Thanks to international courts and tribunals, suspects of serious international crimes can be prosecuted. Often it is said that without these prosecutions, sustainable peace is not possible. Still, international courts are the target of much criticism. They are expensive, slow and have little effect on the countries in which the crimes happened.
Should we accept that international criminal justice ultimately contributes little to national peace, or are there possibilities to improve the system? During this HagueTalks, we will hear from three international experts what is needed to make a better connection between international criminal justice and the national context.

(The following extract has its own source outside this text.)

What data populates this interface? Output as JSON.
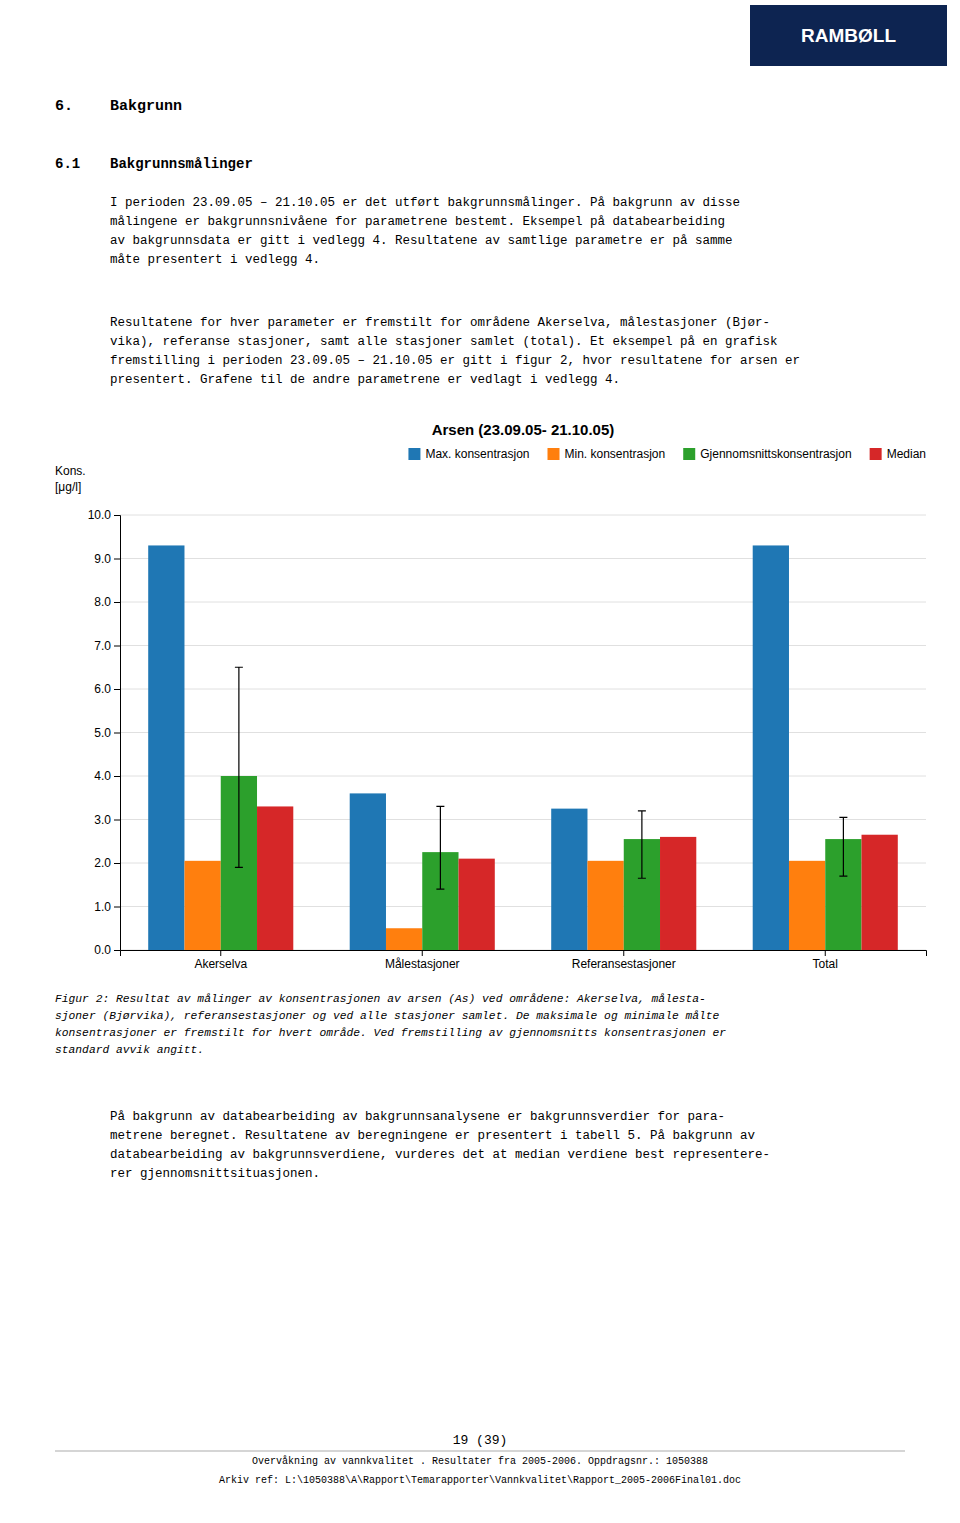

Koffi Afande: The position of victims
Koffi Afande was a judge for, amongst others, the International Criminal Tribunal for the Former Yugoslavia, and the International Criminal Tribunal for Rwanda. According to him, the apparent improvement of the status of victims in international criminal justice is deceiving. Therefore, a paradigmatic shift is necessary.
Judge Koffi Kumelio A. Afande was a judge for the Appeals Chamber of the ICTY / ICTR (former). Senior legal advisor of Togo in the United Nations Security Council, and the sixth Committee of the United Nations General Assembly (former). Commissioner for Political, Constitutional and Institutional Reforms of Togo.
FLAVIA SENOGA ANGLIN: National VS.The Hague
Flavia Senoga Anglin is a judge in Uganda. In her talk she discusses the functioning of the International Crimes Division of Uganda. This national court is complementary to the International Criminal Court and can prosecute perpetrators of international crimes. What has brought it to Uganda to persecute war criminals at the national level?
Judge Flavia Senoga Anglin has risen through the ranks from Grade I Magistrate to Judge and was the first woman Chief Registrar. She has written several papers and received the Distinguished Judicial Service Award. Furthermore, she is the Chairperson of National community Service Community.
Barbora Hola: Offender Rehabilitation – What Should we do?
Barbora Hola is the co-director of the Centre for International Criminal Justice. She talks about the rehabilitation and reintegration of war criminals by international courts and tribunals. International criminal courts and tribunals also aim to rehabilitate their convicts. More than half of those sentenced by the Yugoslavia and Rwanda Tribunals have already been released from prison. They do not have to acknowledge their responsibility, and can return back to their societies, often as war heroes. Is this the right approach? And is offender rehabilitation an appropriate goal for international criminal justice?
Barbora Hola is a Senior Researcher at the Netherlands Institute for the Study of Crime and Law Enforcement and an Associate Professor at the Department of Criminal Law and Criminology at the Vrije Universiteit Amsterdam. She is a co-director of the Centre for International Criminal Justice, a knowledge centre dedicated to interdisciplinary studies of mass atrocity crimes and international criminal justice. In her research, Barbora focuses on transitional justice after atrocities, in particular (international) criminal trials, sentencing of international crimes, rehabilitation and reintegration of war criminals, particularly in Bosnia and Rwanda.